Elizabeth Fenn's Pox Americana: The Great Smallpox Epidemic of 1775-82 is one of my favorite disease-related light reads, right up there with The Speckled Monster and The Ghost Map. That's probably not fair — Pox Americana is more scholarly than either of the two, but it's not a dense text.
In Pox Americana, Fenn traces the path of smallpox from Boston to Mexico City to Vancouver, exploring how the disease affected social, economic, and political conditions wherever it struck. The best thing about this book is that Fenn follows the disease across the continent rather than confining her analysis to the eastern seaboard. By tracing the epidemic to the Spanish southwest, Hudson Bay, and across the Great Plains, Fenn offers a broad overview of the North American situation c. 1780.
Some of the more memorable take-aways:
- Rather than blaming opposition to inoculation on superstition or ignorance, Fenn argues that poor people opposed inoculation because it was a prohibitively expensive procedure and because the rich put everyone at risk by wandering around willy-nilly while they were contagious.
- Many of the African-Americans who took Governor Dunmore up on his offer of freedom didn't live long enough to enjoy it.

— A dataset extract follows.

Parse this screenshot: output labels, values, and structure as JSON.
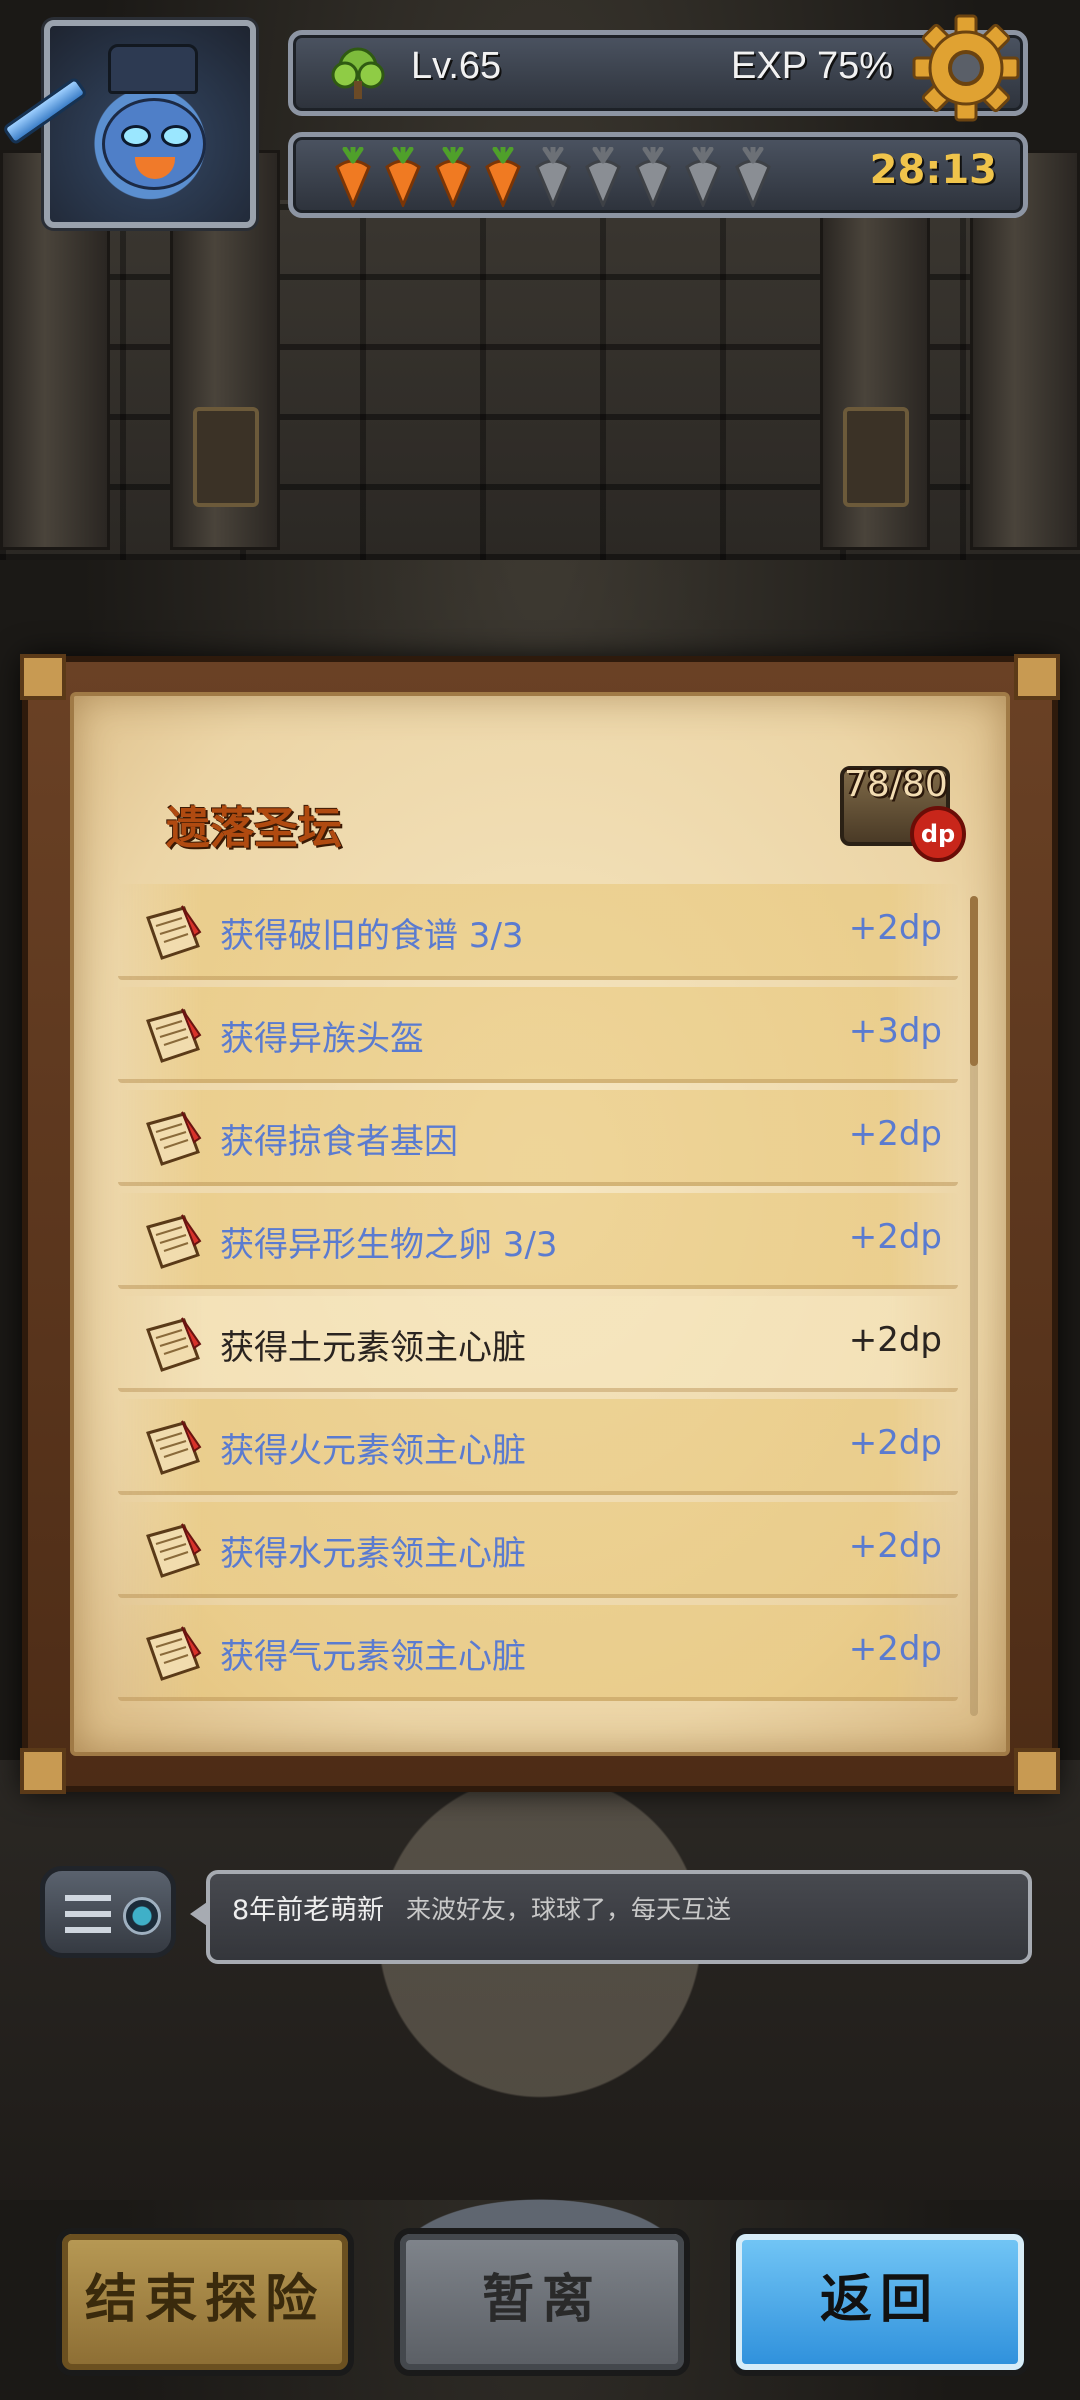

- The Spanish had a pretty impressive infrastructure in place in Mexico in the 18th century, but control lessened considerably as one traveled away from Mexico City.
- Native Americans in the American West were part of extensive trade and kinship networks that brought them into contact with European technologies and diseases long before they had direct contact with Europeans. (not earth-shattering, but worth a reminder)
Whether your a big fan of infectious diseases or just interested in a study of 18th-century America that goes beyond Boston, this is the book for you. Pick it up at your local library!